California Hospital News Roundup for the Week of November 1, 2013
Jacobs Medical Center, La Jolla
Last week, the UC-San Diego Health System announced that an anonymous donor has committed $25 million to help finance remaining work on the Jacobs Medical Center, provided that the donation is matched by other private contributors, U-T San Diego reports.
If the funding comes through, the health system will meet its goal of obtaining $130 million in private funds for the project, though most of the total $839 million cost will be met through public sources.
The 510,000 square-foot, 245-bed center reached the halfway point of construction last week and is scheduled to open in 2016 (Robbins, U-T San Diego, 10/24).
Kaiser Permanente, Temecula
Kaiser Permanente has dropped plans to build a hospital and medical center in Temecula, according to a company spokesperson, the Riverside Press Enterprise reports (Downey, Riverside Press-Enterprise, 10/28).
The move comes after Kaiser last week submitted to city officials a conceptual plan for a 900,000 square-foot medical campus in Murrieta (California Healthline, 10/25).
Riverside County Regional Medical Center
This week, the California State Association of Counties awarded Riverside County Regional Medical Center the Challenge Award for its successful campaign to reduce surgical site infections, the Riverside Press-Enterprise reports.
In 2011, the medical center developed an education plan for everyone involved in the surgery and care of patients, adopted policies to limit the traffic flow in operating rooms and carefully monitored physicians and staff for compliance. As a result, the standardized infections ratio at the center decreased by 76.26% between 2010 and 2012 (Riverside Press-Enterprise, 10/28).
San Francisco General Hospital
Officials at San Francisco General Hospital on four occasions asked the San Francisco Sheriff's Department to search the medical center for a missing patient who was later found dead, according to an attorney hired by the patient's family, the AP/Contra Costa Times reports (AP/Contra Costa Times, 10/29).
The patient -- a 57-year-old woman -- was admitted to the hospital on Sept. 19 with an infection and was found to be missing from her hospital room on Sept. 21. On Oct. 8, a member of the hospital's engineering staff found the woman's body in a hospital stairwell used as a fire escape (California Healthline, 10/18).
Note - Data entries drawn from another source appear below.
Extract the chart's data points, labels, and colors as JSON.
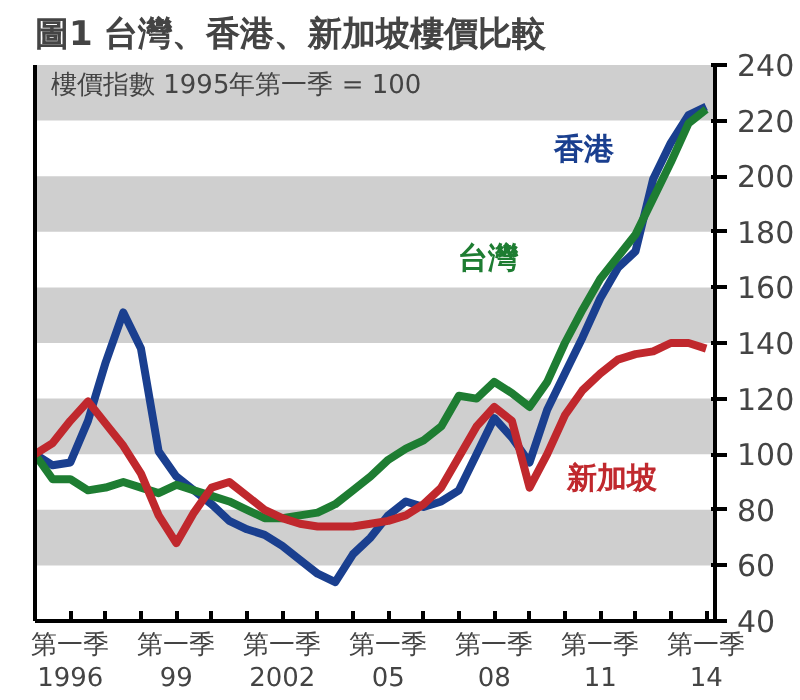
{
  "chart_data": {
    "type": "line",
    "title": "圖1 台灣、香港、新加坡樓價比較",
    "subtitle": "樓價指數 1995年第一季 = 100",
    "categories": [
      null,
      null,
      "第一季\n1996",
      null,
      null,
      null,
      null,
      null,
      "第一季\n99",
      null,
      null,
      null,
      null,
      null,
      "第一季\n2002",
      null,
      null,
      null,
      null,
      null,
      "第一季\n05",
      null,
      null,
      null,
      null,
      null,
      "第一季\n08",
      null,
      null,
      null,
      null,
      null,
      "第一季\n11",
      null,
      null,
      null,
      null,
      null,
      "第一季\n14"
    ],
    "ylim": [
      40,
      240
    ],
    "yticks": [
      40,
      60,
      80,
      100,
      120,
      140,
      160,
      180,
      200,
      220,
      240
    ],
    "bands": [
      {
        "axis": "y",
        "from": 220,
        "to": 240,
        "color": "#cfcfcf"
      },
      {
        "axis": "y",
        "from": 180,
        "to": 200,
        "color": "#cfcfcf"
      },
      {
        "axis": "y",
        "from": 140,
        "to": 160,
        "color": "#cfcfcf"
      },
      {
        "axis": "y",
        "from": 100,
        "to": 120,
        "color": "#cfcfcf"
      },
      {
        "axis": "y",
        "from": 60,
        "to": 80,
        "color": "#cfcfcf"
      }
    ],
    "series": [
      {
        "name": "香港",
        "color": "#1a3f8f",
        "values": [
          100,
          96,
          97,
          112,
          133,
          151,
          138,
          101,
          92,
          87,
          82,
          76,
          73,
          71,
          67,
          62,
          57,
          54,
          64,
          70,
          78,
          83,
          81,
          83,
          87,
          100,
          113,
          106,
          97,
          116,
          129,
          142,
          156,
          167,
          173,
          199,
          212,
          222,
          225
        ]
      },
      {
        "name": "台灣",
        "color": "#1e7d32",
        "values": [
          100,
          91,
          91,
          87,
          88,
          90,
          88,
          86,
          89,
          87,
          85,
          83,
          80,
          77,
          77,
          78,
          79,
          82,
          87,
          92,
          98,
          102,
          105,
          110,
          121,
          120,
          126,
          122,
          117,
          126,
          140,
          152,
          163,
          171,
          179,
          192,
          205,
          219,
          224
        ]
      },
      {
        "name": "新加坡",
        "color": "#c0282d",
        "values": [
          100,
          104,
          112,
          119,
          111,
          103,
          93,
          78,
          68,
          79,
          88,
          90,
          85,
          80,
          77,
          75,
          74,
          74,
          74,
          75,
          76,
          78,
          82,
          88,
          99,
          110,
          117,
          112,
          88,
          100,
          114,
          123,
          129,
          134,
          136,
          137,
          140,
          140,
          138
        ]
      }
    ]
  }
}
Seton Medical Center, Daly City
Last week, the parents of a stillborn infant whose body was lost at Seton Medical Center and later found at a commercial laundry center filed a lawsuit against the hospital in San Mateo County Superior Court, the San Jose Mercury News reports.
The infant was stillborn at the hospital on Oct. 29. Two days later, then-hospital director James Schuessler told Rina and Julio Arriaza that the infant's body had been covered in a sheet as per hospital protocol but that housekeeping had placed the sheet-wrapped body with the hospital's dirty linens. The body reportedly was found at a Santa Cruz cleaning facility.
Schuessler told the parents that unspecified actions had been taken at the hospital to prevent the situation from occurring again. The hospital also covered the cost of the burial (Melvin, San Jose Mercury News, 10/31).